Poster Presentation Australasian Extracellular Vesicles Conference 2020

Investigating the feasibility of repurposing specialised blood collection tubes for isolation of extracellular vesicles (#53)

Jess Heatlie 1 , Vanessa Chang 2 , Yohanes Nursalim 2 , Ben Lawrence 2 , Cristin Print 2 , Kate Parker 2 , Cherie Blenkiron 2
  1. School of Pharmacy and Medical Sciences, University of South Australia, Adelaide, Australia
  2. University of Auckland, Auckland, New Zealand

Background

In an age of disease biomarker discovery there are many challenges for biobankers in the stardardisation of methods that provide suitable material for numerous downstream uses. For cell-free DNA plasma analysis the advent of specialised cell stabiliser tubes have offered convenience to delay sample processing through membrane stabilisation, particularly valuable to offer testing to rural communities. This study assessed the feasibility of using these tubes for EV isolation.

 

Methods

Six tubes (EDTA and two proprietary tubes R and S) were used to collect blood from three healthy donors, one processed immediately for plasma (Day 0: 1,500g and 10,000g), another stored for 3 days (Day 3). The 10,000g pellet was retained as a crude microEV pellet. NanoEV were isolated from 2mL plasma using size exclusion chromatography.
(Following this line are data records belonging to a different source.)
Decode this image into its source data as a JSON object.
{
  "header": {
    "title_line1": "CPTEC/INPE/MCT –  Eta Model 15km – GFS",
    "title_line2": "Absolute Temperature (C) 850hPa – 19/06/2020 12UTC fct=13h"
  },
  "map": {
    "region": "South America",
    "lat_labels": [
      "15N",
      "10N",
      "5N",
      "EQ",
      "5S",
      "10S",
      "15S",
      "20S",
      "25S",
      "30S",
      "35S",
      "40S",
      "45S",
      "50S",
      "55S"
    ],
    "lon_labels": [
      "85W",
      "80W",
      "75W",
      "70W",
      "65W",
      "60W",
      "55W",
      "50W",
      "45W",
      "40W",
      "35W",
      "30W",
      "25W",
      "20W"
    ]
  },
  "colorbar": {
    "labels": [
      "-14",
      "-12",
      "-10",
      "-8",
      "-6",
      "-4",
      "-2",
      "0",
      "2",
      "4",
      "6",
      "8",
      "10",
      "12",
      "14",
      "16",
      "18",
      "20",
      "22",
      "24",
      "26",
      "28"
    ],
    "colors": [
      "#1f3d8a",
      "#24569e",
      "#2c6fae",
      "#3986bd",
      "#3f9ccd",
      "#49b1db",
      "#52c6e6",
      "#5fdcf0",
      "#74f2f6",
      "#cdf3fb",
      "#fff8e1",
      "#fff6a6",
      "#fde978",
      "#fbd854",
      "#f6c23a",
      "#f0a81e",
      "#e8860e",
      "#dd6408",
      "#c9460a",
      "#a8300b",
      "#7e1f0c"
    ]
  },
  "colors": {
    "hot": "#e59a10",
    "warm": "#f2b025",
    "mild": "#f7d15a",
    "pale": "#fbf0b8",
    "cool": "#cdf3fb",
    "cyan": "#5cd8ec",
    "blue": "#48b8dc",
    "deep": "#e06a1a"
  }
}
EVs were assessed for protein using BCA and dot blotting, for particle number using nanoparticle tracking analysis (NTA). Hemolysis was also assessed using spectroscopy at 414nm.

 

Results

NanoEV particle counts did not differ between tube type or with increased processing time from immediate to 3 day delay. The protein quantities associated with these nanoEVs increased with time however there was no obvious difference between collection tube types. Hemolysis was increased at the 3 day timepoint as compared to the Day 0 samples. MicroEVs were increased in both particle number and protein quantity at Day 3 relative to Day 0. Cell surface markers identified an increase in CD61+ nano and microEVs at day 3, indicative of platelet activation in all tube types. CD235a+ and CD45+ nanoEVs were also more prevalent at Day 3.

 

Conclusions

Delay to processing in all blood collection tubes increased the production of micro particles from platelets, leukocytes and red blood cells. The nanoEVs did not increase in overall particle number but we hypothesise that lysed cell proteins become EV surface associated. The specialised tube additives did not limit particle production from nucleated or non-nucleated blood cells during delayed processing relative to standard, inexpensive EDTA vacutainers. Both specialised blood tubes can however be used instead of EDTA for plasma micro and nanoEV analysis if rapidly processed after collection.